ソロモンは、これが、人々がその運命に甘んじてそこから抜け出す道を見つけようとしなくなることを憂慮している。
こうした批判の欠陥は、その著者の一部は、人々はディルバートを日々1~2分の面白おかしいものと考えているに過ぎないとは考えず、役割モデルとして使うだろうという仮定を置いていることであろう。
ディルバートの法則
ディルバートの法則は、企業は有能な人間を現場から引き抜くダメージを最小限にするために、最も無能な従業員を管理職に昇進させるという、風刺的な観測をいう。
この用語は、バークレーのMBAで漫画ディルバートの作者スコット・アダムズによって作られた造語である。アダムズは1996年にウォールストリート・ジャーナルでこの法則を紹介した。それからアダムズは1996年の同名の本で、ディルバートの法則についての研究を拡張した。この本は、なんらかの管理や企業計画についての本をあらかじめ読んでおくことが要求(または推奨)されていた。この本は100万部以上売れ、ウォールストリート・ジャーナルのベストセラー一覧に43週間載り続けた。
この法則は、従来の人事管理の技術と矛盾しているために、学術的には真実性は棄却されるかもしれないが、実業界でよく議論された問題を表した風刺の一形式として提唱された。この理論は、その後実業界と管理層からの一定の支持を得た。例えば元Appleのガイ・カワサキはこう言った。

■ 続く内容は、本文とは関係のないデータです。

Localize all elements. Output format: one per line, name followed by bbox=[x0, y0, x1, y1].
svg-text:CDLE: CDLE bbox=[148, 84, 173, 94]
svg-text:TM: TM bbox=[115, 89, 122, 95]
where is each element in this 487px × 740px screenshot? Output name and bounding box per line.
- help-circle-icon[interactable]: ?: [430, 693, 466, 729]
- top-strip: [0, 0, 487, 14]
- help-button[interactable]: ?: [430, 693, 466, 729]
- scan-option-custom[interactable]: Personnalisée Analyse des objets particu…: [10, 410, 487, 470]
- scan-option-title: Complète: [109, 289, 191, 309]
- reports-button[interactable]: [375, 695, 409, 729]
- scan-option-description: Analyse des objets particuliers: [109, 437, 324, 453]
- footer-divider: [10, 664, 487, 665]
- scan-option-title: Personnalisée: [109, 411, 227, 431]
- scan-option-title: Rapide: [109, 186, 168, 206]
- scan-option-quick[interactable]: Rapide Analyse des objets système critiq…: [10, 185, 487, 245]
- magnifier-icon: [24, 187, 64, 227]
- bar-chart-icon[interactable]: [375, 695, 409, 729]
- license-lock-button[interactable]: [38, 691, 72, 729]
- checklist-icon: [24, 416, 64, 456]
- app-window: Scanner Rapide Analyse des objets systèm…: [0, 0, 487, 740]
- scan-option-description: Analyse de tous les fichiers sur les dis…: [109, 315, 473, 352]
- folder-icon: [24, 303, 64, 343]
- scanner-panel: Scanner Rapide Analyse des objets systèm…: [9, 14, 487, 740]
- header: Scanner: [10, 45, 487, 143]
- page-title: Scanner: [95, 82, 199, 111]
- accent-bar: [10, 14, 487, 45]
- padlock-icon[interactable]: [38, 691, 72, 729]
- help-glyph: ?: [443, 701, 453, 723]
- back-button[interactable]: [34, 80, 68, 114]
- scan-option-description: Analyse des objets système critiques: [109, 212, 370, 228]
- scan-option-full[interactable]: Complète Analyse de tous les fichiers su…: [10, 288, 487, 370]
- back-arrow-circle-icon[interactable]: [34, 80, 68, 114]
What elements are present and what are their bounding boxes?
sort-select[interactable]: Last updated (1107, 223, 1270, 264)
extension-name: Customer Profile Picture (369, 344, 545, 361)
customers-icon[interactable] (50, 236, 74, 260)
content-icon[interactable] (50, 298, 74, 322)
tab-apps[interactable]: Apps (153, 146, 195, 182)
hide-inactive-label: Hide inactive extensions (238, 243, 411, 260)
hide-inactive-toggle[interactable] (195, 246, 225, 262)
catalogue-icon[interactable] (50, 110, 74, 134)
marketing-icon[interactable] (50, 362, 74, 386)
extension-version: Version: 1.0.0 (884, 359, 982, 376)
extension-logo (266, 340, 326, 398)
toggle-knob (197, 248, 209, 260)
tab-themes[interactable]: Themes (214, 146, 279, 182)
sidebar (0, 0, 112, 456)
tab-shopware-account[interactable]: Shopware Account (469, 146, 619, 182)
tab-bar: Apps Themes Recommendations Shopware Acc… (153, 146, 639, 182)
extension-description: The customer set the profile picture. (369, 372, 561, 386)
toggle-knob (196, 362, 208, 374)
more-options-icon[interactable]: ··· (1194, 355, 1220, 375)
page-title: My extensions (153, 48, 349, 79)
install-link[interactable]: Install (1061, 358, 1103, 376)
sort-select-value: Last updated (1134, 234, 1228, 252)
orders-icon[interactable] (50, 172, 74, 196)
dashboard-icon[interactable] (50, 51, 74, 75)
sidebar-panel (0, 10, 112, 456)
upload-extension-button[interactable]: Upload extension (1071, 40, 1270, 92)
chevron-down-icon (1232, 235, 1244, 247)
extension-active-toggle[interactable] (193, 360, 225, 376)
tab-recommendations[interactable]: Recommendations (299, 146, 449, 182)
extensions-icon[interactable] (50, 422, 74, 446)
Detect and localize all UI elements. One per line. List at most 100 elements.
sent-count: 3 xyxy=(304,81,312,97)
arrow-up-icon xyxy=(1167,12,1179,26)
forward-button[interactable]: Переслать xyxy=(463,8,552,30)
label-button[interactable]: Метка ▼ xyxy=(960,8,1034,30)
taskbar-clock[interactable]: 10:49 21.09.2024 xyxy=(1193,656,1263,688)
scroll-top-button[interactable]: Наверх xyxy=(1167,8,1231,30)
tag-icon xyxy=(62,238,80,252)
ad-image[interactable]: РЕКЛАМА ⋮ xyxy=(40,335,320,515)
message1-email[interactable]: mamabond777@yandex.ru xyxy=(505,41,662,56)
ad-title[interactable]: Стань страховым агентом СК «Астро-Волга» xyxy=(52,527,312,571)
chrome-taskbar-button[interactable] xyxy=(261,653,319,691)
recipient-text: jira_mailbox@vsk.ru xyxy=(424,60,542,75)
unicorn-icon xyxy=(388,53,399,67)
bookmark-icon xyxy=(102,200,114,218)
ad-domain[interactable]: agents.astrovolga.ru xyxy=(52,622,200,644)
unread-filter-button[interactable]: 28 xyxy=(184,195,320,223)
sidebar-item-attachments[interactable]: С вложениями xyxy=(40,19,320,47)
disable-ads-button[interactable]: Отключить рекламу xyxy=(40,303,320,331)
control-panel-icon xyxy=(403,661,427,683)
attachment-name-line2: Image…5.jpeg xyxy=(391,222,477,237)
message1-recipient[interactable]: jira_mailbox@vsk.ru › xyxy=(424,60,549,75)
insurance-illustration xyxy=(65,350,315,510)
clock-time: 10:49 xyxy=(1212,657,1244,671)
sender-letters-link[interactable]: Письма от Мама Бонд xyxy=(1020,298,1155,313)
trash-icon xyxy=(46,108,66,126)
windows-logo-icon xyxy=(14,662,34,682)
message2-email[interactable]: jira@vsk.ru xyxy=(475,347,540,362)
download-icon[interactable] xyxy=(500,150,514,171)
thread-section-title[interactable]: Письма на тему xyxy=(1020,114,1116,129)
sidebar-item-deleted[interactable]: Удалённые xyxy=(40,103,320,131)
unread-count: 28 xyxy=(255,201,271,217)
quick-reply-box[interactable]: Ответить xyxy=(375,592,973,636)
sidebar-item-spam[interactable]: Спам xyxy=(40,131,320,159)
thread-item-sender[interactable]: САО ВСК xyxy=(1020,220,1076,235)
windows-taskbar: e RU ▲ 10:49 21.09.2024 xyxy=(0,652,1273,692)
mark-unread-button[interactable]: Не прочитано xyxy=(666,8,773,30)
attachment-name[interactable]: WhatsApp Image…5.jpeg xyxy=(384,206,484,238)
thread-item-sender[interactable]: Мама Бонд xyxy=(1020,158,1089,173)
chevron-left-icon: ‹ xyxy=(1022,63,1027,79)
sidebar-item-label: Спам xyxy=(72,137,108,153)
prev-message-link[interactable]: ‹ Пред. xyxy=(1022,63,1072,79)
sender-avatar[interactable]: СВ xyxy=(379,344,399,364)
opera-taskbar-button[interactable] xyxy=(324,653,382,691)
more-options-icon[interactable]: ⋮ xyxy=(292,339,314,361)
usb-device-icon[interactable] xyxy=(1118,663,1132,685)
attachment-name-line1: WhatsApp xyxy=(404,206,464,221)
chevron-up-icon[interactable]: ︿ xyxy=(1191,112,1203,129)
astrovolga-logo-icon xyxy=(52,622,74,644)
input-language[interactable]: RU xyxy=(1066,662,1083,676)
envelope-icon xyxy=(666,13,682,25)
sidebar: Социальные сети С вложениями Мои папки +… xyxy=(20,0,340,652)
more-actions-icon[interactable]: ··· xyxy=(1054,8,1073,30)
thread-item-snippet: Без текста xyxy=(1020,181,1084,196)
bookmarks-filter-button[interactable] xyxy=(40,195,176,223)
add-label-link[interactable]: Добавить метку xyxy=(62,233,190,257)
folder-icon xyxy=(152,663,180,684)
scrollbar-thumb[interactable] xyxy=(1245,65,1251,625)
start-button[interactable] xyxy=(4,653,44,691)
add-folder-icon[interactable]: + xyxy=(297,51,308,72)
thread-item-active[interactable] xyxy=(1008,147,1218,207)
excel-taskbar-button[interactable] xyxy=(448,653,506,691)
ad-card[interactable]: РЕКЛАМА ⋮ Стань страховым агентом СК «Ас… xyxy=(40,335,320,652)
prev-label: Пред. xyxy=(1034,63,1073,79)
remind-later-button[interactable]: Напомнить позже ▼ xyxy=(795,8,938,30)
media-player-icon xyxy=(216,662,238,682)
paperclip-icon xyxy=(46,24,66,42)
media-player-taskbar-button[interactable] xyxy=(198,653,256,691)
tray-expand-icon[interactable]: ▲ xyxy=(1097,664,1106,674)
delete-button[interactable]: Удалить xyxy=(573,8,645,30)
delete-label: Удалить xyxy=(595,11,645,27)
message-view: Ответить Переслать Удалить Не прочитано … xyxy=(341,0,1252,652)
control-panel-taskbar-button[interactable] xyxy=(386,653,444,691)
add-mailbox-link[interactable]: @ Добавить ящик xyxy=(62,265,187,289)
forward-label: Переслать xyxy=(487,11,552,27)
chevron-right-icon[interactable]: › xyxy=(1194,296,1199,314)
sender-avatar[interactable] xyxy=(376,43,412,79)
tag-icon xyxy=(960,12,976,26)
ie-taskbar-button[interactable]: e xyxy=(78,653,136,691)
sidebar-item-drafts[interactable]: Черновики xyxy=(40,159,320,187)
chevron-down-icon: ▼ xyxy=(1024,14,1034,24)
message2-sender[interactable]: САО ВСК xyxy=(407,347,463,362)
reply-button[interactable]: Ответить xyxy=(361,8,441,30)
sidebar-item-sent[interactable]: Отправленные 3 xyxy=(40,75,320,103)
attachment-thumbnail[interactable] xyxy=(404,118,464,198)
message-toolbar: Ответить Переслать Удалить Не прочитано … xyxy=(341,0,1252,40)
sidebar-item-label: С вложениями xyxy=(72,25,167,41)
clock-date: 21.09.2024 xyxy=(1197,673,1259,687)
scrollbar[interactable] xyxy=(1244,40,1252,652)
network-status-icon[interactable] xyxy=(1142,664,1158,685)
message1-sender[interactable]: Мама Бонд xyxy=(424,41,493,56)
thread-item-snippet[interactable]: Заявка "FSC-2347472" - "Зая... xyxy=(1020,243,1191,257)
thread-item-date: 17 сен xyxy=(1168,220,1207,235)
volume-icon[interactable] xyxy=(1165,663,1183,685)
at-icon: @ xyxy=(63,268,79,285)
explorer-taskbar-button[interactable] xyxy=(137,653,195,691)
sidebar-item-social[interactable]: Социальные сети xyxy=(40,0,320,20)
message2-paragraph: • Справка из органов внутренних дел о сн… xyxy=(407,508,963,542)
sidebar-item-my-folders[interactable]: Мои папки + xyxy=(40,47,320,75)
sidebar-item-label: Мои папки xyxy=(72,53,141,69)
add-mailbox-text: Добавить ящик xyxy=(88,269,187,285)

- 「企業には二種類ある。自社がディルバートに似ていることを自覚しているもの、そしてディルバートに似ているがそれをまだ自覚していないもの。」
ディルバートの法則はピーターの法則のバリエーションである。ピーターの法則は、現在の職位で能力を示した従業員への報酬として昇進させるような、(例えば企業のような)階層的組織の性質について述べたものである。すなわち、こうした行為により、有能だった従業員は、最終的にその人が無能になる職位まで昇進して、無能なままそこに留まるということを示している。